Membranoproliferative Glomerulonephritis in Patients with Chronic Venous Catheters: A Case Report and Literature Review

1Division of Nephrology and Hypertension, Department of Internal Medicine, UCLA-Olive View Medical Center, 14445 Olive View Drive, 2B-182, Sylmar, CA 91342, USA
2Cedars Sinai Medical Center, Department of Pathology, Los Angeles, CA 90048, USA
3David Geffen School of Medicine at UCLA, Kidney and Pancreas Transplant Program, Los Angeles, CA 90095, USA

Received 31 August 2013; Accepted 22 December 2013; Published 30 January 2014

Academic Editors: Y. Fujigaki, K. Hirayama, A. K. Saxena, and W. Sułowicz

Copyright © 2014 John Sy et al. This is an open access article distributed under the Creative Commons Attribution License, which permits unrestricted use, distribution, and reproduction in any medium, provided the original work is properly cited.


Chronic indwelling catheters have been reported to be associated with membranoproliferative glomerulonephritis (MPGN) via the activation of the classical complement pathway in association with bacterial infections such as coagulase negative staphylococcus.

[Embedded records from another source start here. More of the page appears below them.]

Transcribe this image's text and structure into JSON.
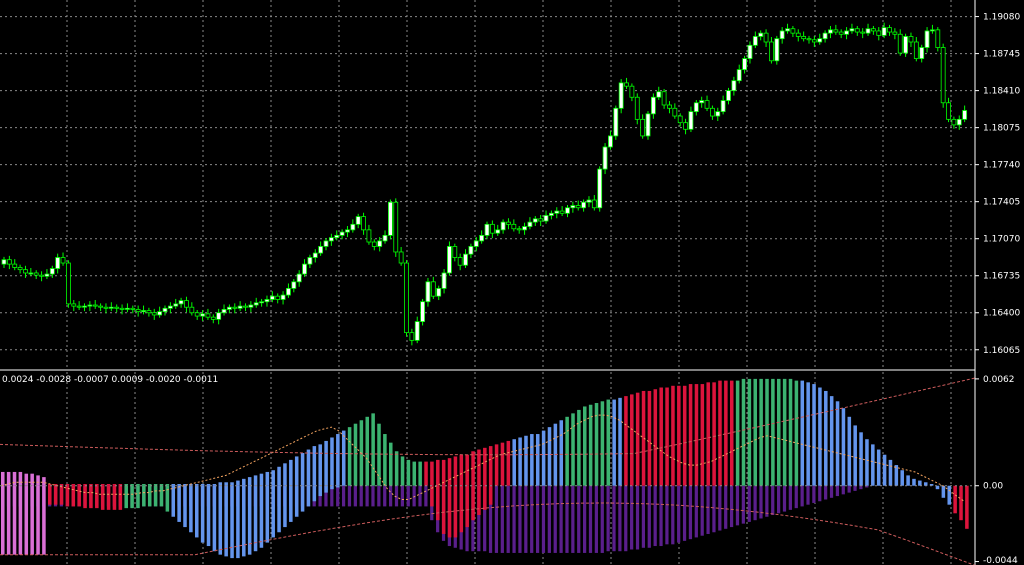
{
  "chart_data": [
    {
      "type": "candlestick",
      "ylim": [
        1.159,
        1.1923
      ],
      "y_ticks": [
        "1.19080",
        "1.18745",
        "1.18410",
        "1.18075",
        "1.17740",
        "1.17405",
        "1.17070",
        "1.16735",
        "1.16400",
        "1.16065"
      ],
      "grid": true,
      "colors": {
        "bull_body": "#ffffff",
        "bear_body": "#000000",
        "wick": "#00ff00",
        "grid": "#8a8a8a",
        "background": "#000000"
      },
      "close": [
        1.1688,
        1.1684,
        1.1681,
        1.1679,
        1.1676,
        1.1676,
        1.1674,
        1.1673,
        1.1675,
        1.168,
        1.169,
        1.1685,
        1.1648,
        1.1646,
        1.1645,
        1.1646,
        1.1647,
        1.1646,
        1.1645,
        1.1644,
        1.1645,
        1.1644,
        1.1643,
        1.1644,
        1.1643,
        1.1641,
        1.1642,
        1.164,
        1.1638,
        1.1641,
        1.1644,
        1.1646,
        1.1648,
        1.1651,
        1.1645,
        1.164,
        1.1637,
        1.1639,
        1.1636,
        1.1634,
        1.164,
        1.1643,
        1.1645,
        1.1644,
        1.1646,
        1.1645,
        1.1647,
        1.1649,
        1.165,
        1.1652,
        1.1655,
        1.1652,
        1.1656,
        1.1662,
        1.1668,
        1.1675,
        1.1684,
        1.169,
        1.1694,
        1.17,
        1.1705,
        1.1708,
        1.171,
        1.1713,
        1.1715,
        1.172,
        1.1727,
        1.1715,
        1.1704,
        1.17,
        1.1705,
        1.171,
        1.174,
        1.1695,
        1.1685,
        1.1622,
        1.1615,
        1.1632,
        1.165,
        1.1668,
        1.1655,
        1.1662,
        1.1676,
        1.17,
        1.169,
        1.1683,
        1.1693,
        1.17,
        1.1705,
        1.171,
        1.172,
        1.1712,
        1.1715,
        1.1722,
        1.172,
        1.1716,
        1.1715,
        1.1718,
        1.1722,
        1.1725,
        1.1723,
        1.1728,
        1.173,
        1.1732,
        1.173,
        1.1735,
        1.1737,
        1.1735,
        1.174,
        1.1742,
        1.1735,
        1.177,
        1.179,
        1.18,
        1.1825,
        1.1848,
        1.1845,
        1.1835,
        1.1815,
        1.18,
        1.182,
        1.1835,
        1.184,
        1.1828,
        1.1825,
        1.1818,
        1.1812,
        1.1806,
        1.1822,
        1.183,
        1.1832,
        1.1825,
        1.1818,
        1.1822,
        1.1832,
        1.1841,
        1.185,
        1.186,
        1.187,
        1.1882,
        1.189,
        1.1893,
        1.1885,
        1.1868,
        1.1888,
        1.1895,
        1.1897,
        1.1893,
        1.189,
        1.1888,
        1.1887,
        1.1885,
        1.1888,
        1.1893,
        1.1896,
        1.1894,
        1.1892,
        1.1895,
        1.1897,
        1.1894,
        1.1893,
        1.1897,
        1.1895,
        1.1891,
        1.1898,
        1.1894,
        1.1892,
        1.1875,
        1.189,
        1.1885,
        1.187,
        1.188,
        1.1895,
        1.1896,
        1.188,
        1.183,
        1.1815,
        1.181,
        1.1815,
        1.1823
      ]
    },
    {
      "type": "histogram",
      "ylim": [
        -0.0046,
        0.0066
      ],
      "y_ticks": [
        "0.0062",
        "0.00",
        "-0.0044"
      ],
      "indicator_values_text": "0.0024 -0.0028 -0.0007 0.0009 -0.0020 -0.0011",
      "colors": {
        "blue": "#6495ed",
        "magenta": "#da70d6",
        "red": "#dc143c",
        "green": "#3cb371",
        "purple": "#5a1f8c",
        "signal": "#f4a460",
        "band": "#cd5c5c"
      },
      "main_color_codes": "MMMMMMMMRRRRRRRRRRRRRGGGGGGGGBBBBBBBBBBBBBBBBBBBBBBBBBBBBBBGGGGGGGGGGGGGRRRRRRRRRRRRRRRBBBBBBBBBGGGGGGGGBBRRRRRRRRRRRRRRRRRRRGGGGGGGGGGGBBBBBBBBBBBBBBBBBBBBBBBBBBRRRRRRRRRRRRRRRRRRRMMMMMMMMMMMMMMMMMRRRR",
      "main": [
        0.0008,
        0.0008,
        0.0008,
        0.0008,
        0.0007,
        0.0007,
        0.0006,
        0.0005,
        0.0001,
        0.0001,
        0.0001,
        0.0001,
        0.0001,
        0.0001,
        0.0001,
        0.0001,
        0.0001,
        0.0001,
        0.0001,
        0.0001,
        0.0001,
        0.0001,
        0.0001,
        0.0001,
        0.0001,
        0.0001,
        0.0001,
        0.0001,
        0.0001,
        0.0001,
        0.0001,
        0.0001,
        0.0001,
        0.0001,
        0.0001,
        0.0001,
        0.0001,
        0.0002,
        0.0002,
        0.0002,
        0.0003,
        0.0004,
        0.0005,
        0.0006,
        0.0007,
        0.0008,
        0.0009,
        0.0011,
        0.0013,
        0.0015,
        0.0017,
        0.0019,
        0.0021,
        0.0023,
        0.0024,
        0.0026,
        0.0028,
        0.003,
        0.0032,
        0.0034,
        0.0036,
        0.0038,
        0.004,
        0.0042,
        0.0036,
        0.003,
        0.0025,
        0.002,
        0.0017,
        0.0015,
        0.0014,
        0.0014,
        0.0014,
        0.0014,
        0.0015,
        0.0015,
        0.0016,
        0.0017,
        0.0018,
        0.0018,
        0.002,
        0.0021,
        0.0022,
        0.0023,
        0.0024,
        0.0025,
        0.0026,
        0.0027,
        0.0028,
        0.0029,
        0.003,
        0.003,
        0.0032,
        0.0034,
        0.0036,
        0.0038,
        0.004,
        0.0042,
        0.0044,
        0.0046,
        0.0047,
        0.0048,
        0.0049,
        0.005,
        0.005,
        0.0051,
        0.0052,
        0.0053,
        0.0054,
        0.0055,
        0.0055,
        0.0056,
        0.0057,
        0.0057,
        0.0058,
        0.0058,
        0.0058,
        0.0059,
        0.0059,
        0.0059,
        0.006,
        0.006,
        0.0061,
        0.0061,
        0.0061,
        0.0061,
        0.0062,
        0.0062,
        0.0062,
        0.0062,
        0.0062,
        0.0062,
        0.0062,
        0.0062,
        0.0062,
        0.0061,
        0.0061,
        0.006,
        0.0059,
        0.0057,
        0.0055,
        0.0052,
        0.0049,
        0.0045,
        0.004,
        0.0035,
        0.0031,
        0.0027,
        0.0024,
        0.0021,
        0.0018,
        0.0015,
        0.0012,
        0.0009,
        0.0006,
        0.0004,
        0.0003,
        0.0002,
        0.0001,
        -0.0002,
        -0.0007,
        -0.0011,
        -0.0016,
        -0.002,
        -0.0025
      ],
      "main_negative": [
        -0.004,
        -0.004,
        -0.004,
        -0.004,
        -0.004,
        -0.004,
        -0.004,
        -0.004,
        -0.0011,
        -0.0011,
        -0.0011,
        -0.0012,
        -0.0012,
        -0.0012,
        -0.0013,
        -0.0013,
        -0.0013,
        -0.0014,
        -0.0014,
        -0.0014,
        -0.0014,
        -0.0013,
        -0.0013,
        -0.0013,
        -0.0012,
        -0.0012,
        -0.0012,
        -0.0012,
        -0.0015,
        -0.0018,
        -0.0021,
        -0.0024,
        -0.0027,
        -0.003,
        -0.0033,
        -0.0035,
        -0.0038,
        -0.004,
        -0.0041,
        -0.0042,
        -0.0042,
        -0.0041,
        -0.004,
        -0.0038,
        -0.0036,
        -0.0033,
        -0.003,
        -0.0027,
        -0.0024,
        -0.0021,
        -0.0018,
        -0.0015,
        -0.0012,
        -0.0009,
        -0.0006,
        -0.0004,
        -0.0002,
        -0.0001,
        0,
        0,
        0,
        0,
        0,
        0,
        0,
        0,
        0,
        0,
        0,
        0,
        0,
        0,
        0,
        -0.0012,
        -0.002,
        -0.0028,
        -0.003,
        -0.003,
        -0.0027,
        -0.0024,
        -0.002,
        -0.0017,
        -0.0014,
        -0.0011,
        0,
        0,
        0,
        0,
        0,
        0,
        0,
        0,
        0,
        0,
        0,
        0,
        0,
        0,
        0,
        0,
        0,
        0,
        0,
        0,
        0,
        0,
        0,
        0,
        0,
        0,
        0,
        0,
        0,
        0,
        0,
        0,
        0,
        0,
        0,
        0,
        0,
        0,
        0,
        0,
        0,
        0,
        0,
        0,
        0,
        0,
        0,
        0,
        0,
        0,
        0,
        0,
        0,
        0,
        0,
        0,
        0,
        0,
        0,
        0,
        0,
        0,
        0,
        0,
        0,
        0,
        0,
        0,
        0,
        0,
        0,
        0,
        0,
        0,
        0,
        0,
        0,
        0,
        0,
        0,
        0,
        0,
        0,
        0,
        0,
        0,
        0,
        0,
        0,
        0,
        0,
        0,
        0,
        0
      ],
      "secondary": [
        -0.0012,
        -0.0012,
        -0.0012,
        -0.0012,
        -0.0012,
        -0.0012,
        -0.0012,
        -0.0012,
        -0.0012,
        -0.0012,
        -0.0012,
        -0.0012,
        -0.0012,
        -0.0012,
        -0.0012,
        -0.0012,
        -0.0012,
        -0.0012,
        -0.0012,
        -0.0012,
        -0.0012,
        -0.0012,
        -0.0012,
        -0.0012,
        -0.0012,
        -0.0012,
        -0.0012,
        -0.0012,
        -0.0012,
        -0.0012,
        -0.0012,
        -0.0012,
        -0.0012,
        -0.0012,
        -0.0012,
        -0.0012,
        -0.0012,
        -0.0012,
        -0.0012,
        -0.0012,
        -0.0012,
        -0.0012,
        -0.0012,
        -0.0012,
        -0.0012,
        -0.0012,
        -0.0012,
        -0.0012,
        -0.0012,
        -0.0012,
        -0.0012,
        -0.0012,
        -0.0012,
        -0.0012,
        -0.0012,
        -0.0012,
        -0.0012,
        -0.0012,
        -0.0012,
        -0.0012,
        -0.0012,
        -0.0012,
        -0.0012,
        -0.0012,
        -0.0012,
        -0.0012,
        -0.0012,
        -0.0012,
        -0.0012,
        -0.0012,
        -0.0012,
        -0.0012,
        -0.0012,
        -0.002,
        -0.0027,
        -0.0032,
        -0.0035,
        -0.0036,
        -0.0037,
        -0.0038,
        -0.0038,
        -0.0038,
        -0.0038,
        -0.0039,
        -0.0039,
        -0.0039,
        -0.0039,
        -0.0039,
        -0.0039,
        -0.0039,
        -0.0039,
        -0.0039,
        -0.0039,
        -0.0039,
        -0.0039,
        -0.0039,
        -0.0039,
        -0.0039,
        -0.0039,
        -0.0039,
        -0.0039,
        -0.0039,
        -0.0039,
        -0.0038,
        -0.0038,
        -0.0038,
        -0.0038,
        -0.0037,
        -0.0037,
        -0.0036,
        -0.0036,
        -0.0035,
        -0.0035,
        -0.0034,
        -0.0034,
        -0.0033,
        -0.0032,
        -0.0031,
        -0.003,
        -0.0029,
        -0.0028,
        -0.0027,
        -0.0026,
        -0.0025,
        -0.0024,
        -0.0023,
        -0.0022,
        -0.0021,
        -0.002,
        -0.0019,
        -0.0018,
        -0.0017,
        -0.0016,
        -0.0015,
        -0.0014,
        -0.0013,
        -0.0012,
        -0.0011,
        -0.001,
        -0.0009,
        -0.0008,
        -0.0007,
        -0.0006,
        -0.0005,
        -0.0004,
        -0.0003,
        -0.0002,
        -0.0001,
        0,
        0,
        0,
        0,
        0,
        0,
        0,
        0,
        0,
        0,
        0,
        0,
        0,
        0,
        0,
        0,
        0,
        0,
        0,
        0,
        0,
        0,
        0,
        0,
        0
      ],
      "signal": [
        0.0,
        0.0001,
        0.0002,
        0.0002,
        0.0002,
        0.0002,
        0.0002,
        0.0001,
        0.0,
        -0.0001,
        -0.0002,
        -0.0003,
        -0.0004,
        -0.0004,
        -0.0005,
        -0.0005,
        -0.0005,
        -0.0005,
        -0.0005,
        -0.0005,
        -0.0004,
        -0.0004,
        -0.0003,
        -0.0003,
        -0.0002,
        -0.0001,
        0.0,
        0.0001,
        0.0002,
        0.0003,
        0.0004,
        0.0005,
        0.0006,
        0.0008,
        0.001,
        0.0012,
        0.0014,
        0.0016,
        0.0018,
        0.002,
        0.0022,
        0.0024,
        0.0026,
        0.0028,
        0.003,
        0.0032,
        0.0033,
        0.0034,
        0.0032,
        0.0028,
        0.0024,
        0.002,
        0.0016,
        0.001,
        0.0004,
        -0.0002,
        -0.0006,
        -0.0008,
        -0.0008,
        -0.0006,
        -0.0004,
        -0.0002,
        0.0,
        0.0002,
        0.0004,
        0.0006,
        0.0008,
        0.001,
        0.0012,
        0.0014,
        0.0016,
        0.0018,
        0.0019,
        0.002,
        0.0021,
        0.0022,
        0.0023,
        0.0024,
        0.0026,
        0.0028,
        0.003,
        0.0033,
        0.0036,
        0.0038,
        0.004,
        0.0041,
        0.0041,
        0.004,
        0.0038,
        0.0035,
        0.0032,
        0.0029,
        0.0026,
        0.0023,
        0.002,
        0.0017,
        0.0015,
        0.0013,
        0.0012,
        0.0012,
        0.0013,
        0.0014,
        0.0016,
        0.0018,
        0.002,
        0.0022,
        0.0024,
        0.0026,
        0.0028,
        0.0029,
        0.0028,
        0.0027,
        0.0026,
        0.0025,
        0.0024,
        0.0023,
        0.0022,
        0.0021,
        0.002,
        0.0019,
        0.0018,
        0.0017,
        0.0016,
        0.0015,
        0.0014,
        0.0013,
        0.0012,
        0.0011,
        0.001,
        0.0009,
        0.0008,
        0.0006,
        0.0004,
        0.0002,
        0.0,
        -0.0003,
        -0.0006,
        -0.0009
      ]
    }
  ]
}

We herein provide supporting evidence for the direct causal relationship between chronic catheter infections and MPGN via a case of recurrent MPGN associated with recurrent catheter infections used for total parenteral nutrition (TPN) in a man with short gut syndrome. We also present a literature review of similar cases and identify common clinical manifestations that may serve to aid clinicians in the early identification of MPGN associated with infected central venous catheterization or vice versa. The importance of routine monitoring of kidney function and urinalysis among patients with chronic central venous catheterization is highlighted as kidney injury may herald or coincide with overtly infected chronic indwelling central venous catheters.